To evaluate the inhibition of I_ORAI1, 20 µM InsP₃ was added to the internal solution in order to deplete ER calcium stores. When the ER calcium concentration drops, STIM1 binds to and activates ORAI1, and thereby allows for calcium entry. After obtaining the whole-cell configuration, an inwardly rectifying current with reversal potential at 50 mV was obtained in the ORAI1/STIM1 co-transfected cells. After confirming the steady state of the I_ORAI1, 10, 30 or 100 µg/ml extract or fraction of S. plebeia leaf was added to the bath solution to analyze the S. plebeia-mediated inhibition of ORAI1. BTP2 (10 µM), which is a selective ORAI1 inhibitor, was added to the external solution to confirm the basal current. As presented in Fig. 2A, the serial application of 10, 30 and 100 µg/ml of the butanolic fraction inhibited I_ORAI1. Fig. 2B shows the I–V association curve between the (a) control and butanolic fraction treatment at (b) 10, (c) 30 and (d) 100 µg/ml. At −120 mV, the butanolic fraction inhibited I_ORAI1 by 31±5, 62±5 and 87±2% at 10, 30 and 100 µg/ml, respectively (Fig. 2C; n=6). The hexane fraction had a greater inhibitory effect on I_ORAI1 than the butanolic fraction (Fig. 3); at −120 mV, the hexane fraction inhibited I_ORAI1 by 56±2, 82±1 and 92±2% at 10, 30 and 100 µg/ml, respectively (Fig. 3C; n=7). The TRPV1 and ORAI1 inhibition rates are presented in Table I. The butanolic fraction had the strongest effect on I_TRPV1 and I_ORAI1.

To verify the skin-lightening effects of the S. plebeia leaves tyrosinase assays were performed using the extract and fractions. Tyrosinase is a key enzyme that initiates melanogenesis. Decreased tyrosinase activity corresponds with reduced melanin production. kojic acid, a tyrosinase inhibitor, was used as a positive control (80.7±0.69%).
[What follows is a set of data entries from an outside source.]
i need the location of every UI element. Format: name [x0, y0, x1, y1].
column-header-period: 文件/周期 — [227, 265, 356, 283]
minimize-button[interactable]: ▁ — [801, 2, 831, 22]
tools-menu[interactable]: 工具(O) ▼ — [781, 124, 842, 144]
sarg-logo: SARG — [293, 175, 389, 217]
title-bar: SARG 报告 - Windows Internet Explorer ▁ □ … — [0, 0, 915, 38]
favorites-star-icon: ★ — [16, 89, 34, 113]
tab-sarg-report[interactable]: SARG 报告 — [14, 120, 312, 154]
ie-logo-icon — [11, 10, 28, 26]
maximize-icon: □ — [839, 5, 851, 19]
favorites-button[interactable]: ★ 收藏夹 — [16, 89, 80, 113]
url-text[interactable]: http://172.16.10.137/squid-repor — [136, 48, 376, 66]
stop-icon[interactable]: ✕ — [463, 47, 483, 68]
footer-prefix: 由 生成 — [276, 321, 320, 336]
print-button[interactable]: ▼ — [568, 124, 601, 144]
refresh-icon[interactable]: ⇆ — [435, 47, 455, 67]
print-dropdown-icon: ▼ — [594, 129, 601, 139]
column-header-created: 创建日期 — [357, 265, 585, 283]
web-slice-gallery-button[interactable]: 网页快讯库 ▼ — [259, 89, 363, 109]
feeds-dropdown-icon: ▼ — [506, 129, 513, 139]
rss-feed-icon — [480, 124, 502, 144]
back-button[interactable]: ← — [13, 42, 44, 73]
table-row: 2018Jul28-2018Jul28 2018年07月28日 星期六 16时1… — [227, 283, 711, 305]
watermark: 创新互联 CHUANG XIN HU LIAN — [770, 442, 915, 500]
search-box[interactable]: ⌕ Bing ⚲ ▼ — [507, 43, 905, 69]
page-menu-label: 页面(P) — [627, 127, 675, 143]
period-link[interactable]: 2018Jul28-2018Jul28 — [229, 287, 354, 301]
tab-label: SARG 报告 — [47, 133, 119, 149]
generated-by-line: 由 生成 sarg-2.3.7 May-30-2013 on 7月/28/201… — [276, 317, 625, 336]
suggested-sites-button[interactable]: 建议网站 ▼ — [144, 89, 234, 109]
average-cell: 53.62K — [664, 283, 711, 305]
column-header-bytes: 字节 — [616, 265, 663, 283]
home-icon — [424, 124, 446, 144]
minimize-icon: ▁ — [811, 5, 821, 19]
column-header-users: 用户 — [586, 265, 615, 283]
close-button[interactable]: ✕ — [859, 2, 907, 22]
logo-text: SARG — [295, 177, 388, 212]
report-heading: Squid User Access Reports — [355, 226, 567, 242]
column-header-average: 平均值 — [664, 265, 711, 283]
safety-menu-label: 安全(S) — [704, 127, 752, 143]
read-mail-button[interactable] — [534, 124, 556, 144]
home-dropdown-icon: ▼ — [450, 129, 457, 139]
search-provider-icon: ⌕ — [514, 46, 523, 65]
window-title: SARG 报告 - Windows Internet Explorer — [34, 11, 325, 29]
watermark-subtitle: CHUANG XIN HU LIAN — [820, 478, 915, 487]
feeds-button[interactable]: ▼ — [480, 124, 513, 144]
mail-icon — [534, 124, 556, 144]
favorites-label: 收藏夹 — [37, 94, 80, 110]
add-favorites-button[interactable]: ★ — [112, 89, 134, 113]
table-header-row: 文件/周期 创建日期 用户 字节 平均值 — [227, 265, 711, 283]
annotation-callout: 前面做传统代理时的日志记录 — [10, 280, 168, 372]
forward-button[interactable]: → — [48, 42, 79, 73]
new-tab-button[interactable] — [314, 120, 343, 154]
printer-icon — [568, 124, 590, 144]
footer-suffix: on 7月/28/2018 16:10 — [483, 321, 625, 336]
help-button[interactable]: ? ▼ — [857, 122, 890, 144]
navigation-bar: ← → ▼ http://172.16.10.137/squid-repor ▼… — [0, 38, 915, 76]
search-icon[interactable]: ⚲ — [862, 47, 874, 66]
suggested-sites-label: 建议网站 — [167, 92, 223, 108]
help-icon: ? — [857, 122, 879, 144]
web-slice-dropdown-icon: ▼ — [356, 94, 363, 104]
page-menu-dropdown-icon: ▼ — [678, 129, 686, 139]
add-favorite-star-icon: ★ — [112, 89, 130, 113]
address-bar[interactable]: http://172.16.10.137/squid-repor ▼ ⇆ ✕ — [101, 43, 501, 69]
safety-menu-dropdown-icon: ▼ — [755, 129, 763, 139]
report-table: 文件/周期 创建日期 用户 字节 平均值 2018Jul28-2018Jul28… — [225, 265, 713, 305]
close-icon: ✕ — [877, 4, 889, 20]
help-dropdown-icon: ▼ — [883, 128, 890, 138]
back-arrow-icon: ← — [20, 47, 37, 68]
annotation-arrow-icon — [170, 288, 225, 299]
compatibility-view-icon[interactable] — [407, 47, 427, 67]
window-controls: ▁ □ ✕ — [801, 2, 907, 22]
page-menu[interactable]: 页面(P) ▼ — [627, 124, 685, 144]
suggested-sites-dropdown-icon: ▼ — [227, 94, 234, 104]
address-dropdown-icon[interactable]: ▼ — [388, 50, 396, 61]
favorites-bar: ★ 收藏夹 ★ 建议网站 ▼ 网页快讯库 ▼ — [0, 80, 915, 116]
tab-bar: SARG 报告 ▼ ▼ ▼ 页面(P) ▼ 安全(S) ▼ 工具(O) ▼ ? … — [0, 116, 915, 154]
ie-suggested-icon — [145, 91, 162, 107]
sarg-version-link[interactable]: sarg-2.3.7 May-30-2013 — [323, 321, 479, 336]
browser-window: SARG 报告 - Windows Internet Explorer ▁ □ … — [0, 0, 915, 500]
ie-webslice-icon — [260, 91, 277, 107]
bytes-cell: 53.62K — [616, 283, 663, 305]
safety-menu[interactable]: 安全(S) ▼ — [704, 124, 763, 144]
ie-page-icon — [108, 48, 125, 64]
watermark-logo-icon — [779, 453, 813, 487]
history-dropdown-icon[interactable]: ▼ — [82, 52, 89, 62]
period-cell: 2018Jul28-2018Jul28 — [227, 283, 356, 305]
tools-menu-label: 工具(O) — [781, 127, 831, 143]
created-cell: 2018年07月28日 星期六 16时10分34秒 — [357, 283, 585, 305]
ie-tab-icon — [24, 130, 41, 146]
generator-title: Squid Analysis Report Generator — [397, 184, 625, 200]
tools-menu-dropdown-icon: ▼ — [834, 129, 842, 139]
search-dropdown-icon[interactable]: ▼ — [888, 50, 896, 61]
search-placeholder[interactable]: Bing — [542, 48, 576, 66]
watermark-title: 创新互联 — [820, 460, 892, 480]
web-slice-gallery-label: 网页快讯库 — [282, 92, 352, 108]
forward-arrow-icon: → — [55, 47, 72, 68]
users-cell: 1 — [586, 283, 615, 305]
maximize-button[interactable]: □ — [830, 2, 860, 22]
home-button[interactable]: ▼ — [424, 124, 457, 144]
As shown in Fig. 4, the dichloromethane (32.4±0.69%) and hexane (22.6±0.96%) fractions inhibited tyrosinase activity.

Elastase regulates wrinkle formation by deteriorating and remodeling the extracellular matrix. Therefore, elastase assays can be used to evaluate the effect of S. plebeia on wrinkle formation. Ursolic acid, an elastase inhibitor, was used as a positive control (83.9±0.79%). As presented in Fig. 5, the ethylacetate and butanolic fractions inhibited elastase by 65.2±1.30 and 31.7±1.23%, respectively.